Belize: Time and the River, by Zee Edgell

This historical novel is set in the early part of the nineteenth century in the settlement that was later to become British Honduras, and eventually Belize. Although the Spanish claimed sovereignty over the area, they had never established settlements there. Instead, there was a small British population, served by slaves imported from Jamaica and elsewhere, who acted as domestics, and as workers on the mahogany plantations which was the chief export.

The novel tells the story of Leah, a slave born in Belize town, her mother Hannah, brother Sam and friend Will, a slave who was born in Africa. Will wants Leah to be his sweetheart but she does not love him. Leah dreams of a better future and eventually becomes a freed woman although this involves some compromises on her part, and distances her from her former friends.

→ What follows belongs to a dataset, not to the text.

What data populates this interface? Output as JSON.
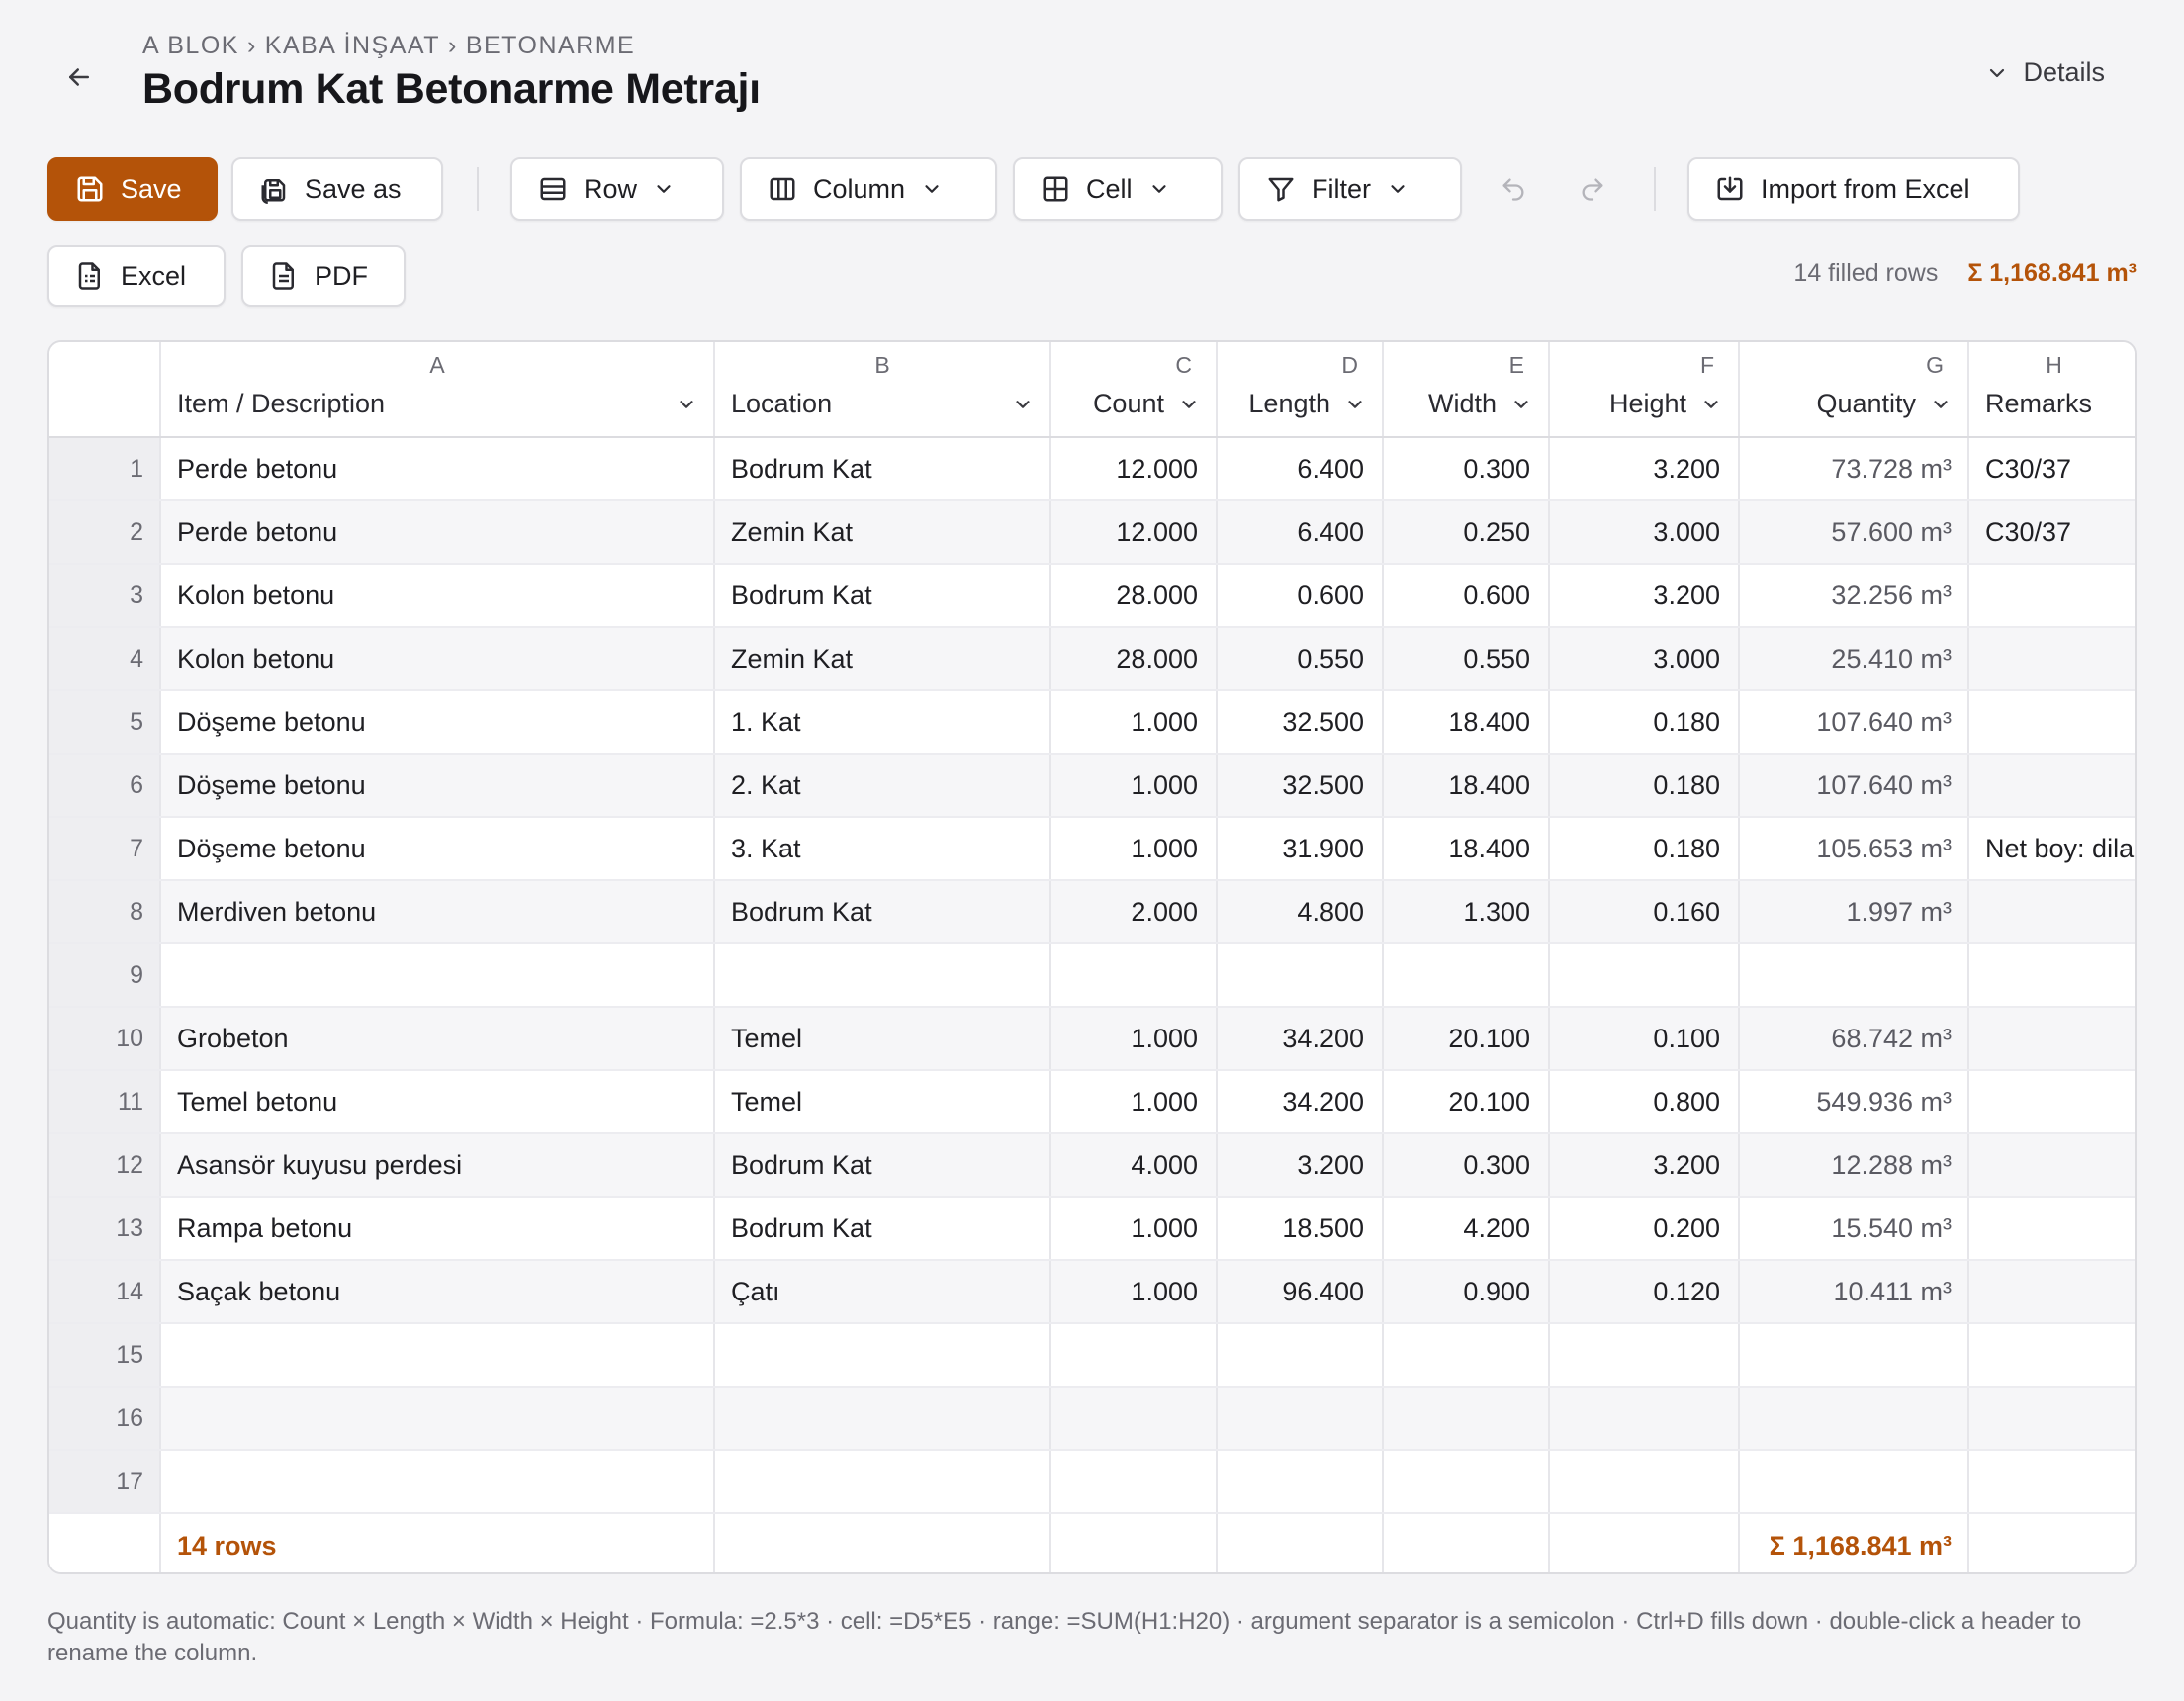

As the story follows Leah's life from young womanhood till her death, it reads more like a book that someone might write about the history of a forebear, rather than a fictional novel - facts of a real life do not always fit a traditional narrative arc. However, there is no indication that it is anything other than fictional. I enjoyed reading the book, despite its structural limitations. I found it an interesting portrait of the complex social conditions that prevailed in the area at the time, a country about which I previously knew little.

Zee Edgell was born in British Honduras in 1940. Her first novel, Beka Lamb, was set in 1951 and published in 1982, a year after her country became the newly independent Belize. It was the first novel by a Belizan writer to reach an international audience. She has worked in international development and travelled widely, and is currently living in the United States.